掛け金月額も5千円~3万円まで選べますし、(諸条件ありますが)減額変更もできます。

 

天引き、自動引落の制度を利用できるだけでもありがたいのに、さらに、新規加入者には国の補助もあるという手厚さ。

 

退職金規定がある会社の経営者さんで、資金準備がまだの方は絶対チェックしておくべきです。

準備は早いに越したことはありません。

 

退職金の支払原資がなくて従業員に潰されるなんて脅しめいたリスクをご紹介しましたが、M&Aが盛んになってきた昨今、きちんと手当しておかないと会社の価値がズドーーーーンと下がってしまうなんてリスクも更にはあったりするわけで、こちらからも目をそらすわけにはいきません。

 

たとえば、あなたが「歳も歳だし、後継者もいないし、ぼちぼち儲かってるけど会社どうしようかなー」なんて考えていたとします。

 

M&A(会社売却)なんて方法もあるよ、なんてことを聞きつけ、じゃあ売っちゃうか!ということになり、仲介屋さんに売却価格を見立てもらったとします。

 

「収益的にあなたの会社は1億円の価値がありますよ」と色良い返事をもらっても退職金積不足が5千万あれば、その分だけ価値は(貰えるお金は)少なくなり、価値は半分になってしまいます。

 

いやはや残念ですねぇ。

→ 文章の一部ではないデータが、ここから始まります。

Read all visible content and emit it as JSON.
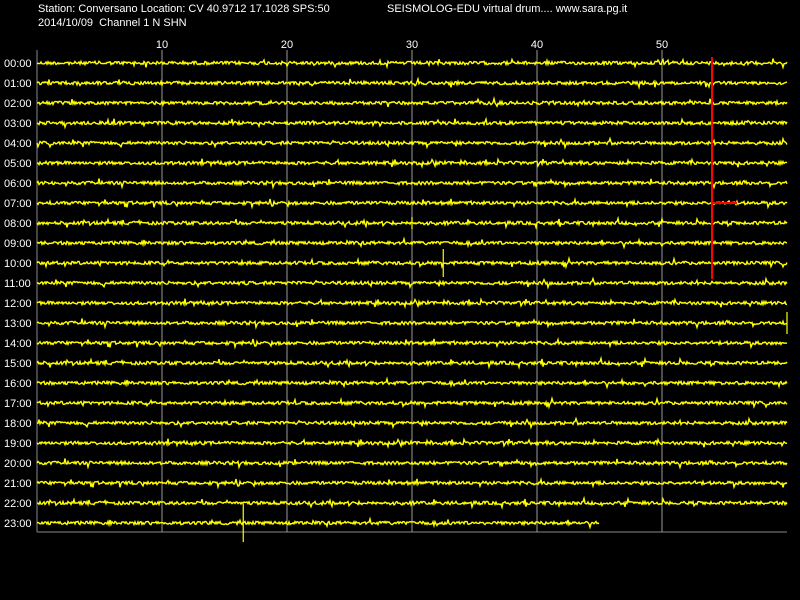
{
  "header": {
    "station_line": "Station: Conversano Location: CV 40.9712 17.1028 SPS:50",
    "title": "SEISMOLOG-EDU virtual drum.... www.sara.pg.it",
    "date_line": "2014/10/09  Channel 1 N SHN"
  },
  "chart_data": {
    "type": "line",
    "xlabel": "",
    "ylabel": "",
    "x_ticks": [
      10,
      20,
      30,
      40,
      50
    ],
    "xlim": [
      0,
      60
    ],
    "y_labels": [
      "00:00",
      "01:00",
      "02:00",
      "03:00",
      "04:00",
      "05:00",
      "06:00",
      "07:00",
      "08:00",
      "09:00",
      "10:00",
      "11:00",
      "12:00",
      "13:00",
      "14:00",
      "15:00",
      "16:00",
      "17:00",
      "18:00",
      "19:00",
      "20:00",
      "21:00",
      "22:00",
      "23:00"
    ],
    "last_row_end_minute": 45,
    "trace_color": "#ffff00",
    "event_color": "#ff0000",
    "event_marker": {
      "minute": 54,
      "row_start": 0,
      "row_end": 11,
      "horizontal_row": 7,
      "horizontal_end_minute": 56
    },
    "notable_spikes": [
      {
        "row": 10,
        "minute": 32.5,
        "amplitude": 1.4
      },
      {
        "row": 23,
        "minute": 16.5,
        "amplitude": 1.9
      },
      {
        "row": 8,
        "minute": 30,
        "amplitude": 0.6
      },
      {
        "row": 13,
        "minute": 60,
        "amplitude": 1.1
      }
    ],
    "grid": true,
    "background": "#000000"
  }
}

。

積み立てておけばそんなことにはならなかったのに。。

 

じゃあ売るのやめて廃業するか、と言っても退職金は払わねばなりません。

資金が用意できなければ、資産より負債の方が多いという話になり、破産しないと廃業もできません。結果、同じようにお金は残らない、と、また無念極まりない話になります。

 

なので、退職金規定があるなら、やっぱり月々の積立、特に中退共、がおすすめです。

 

これを機会に導入を検討されてみてはいかがでしょうか?

きっと社長さん、従業員さん、双方のプラスになりますよ。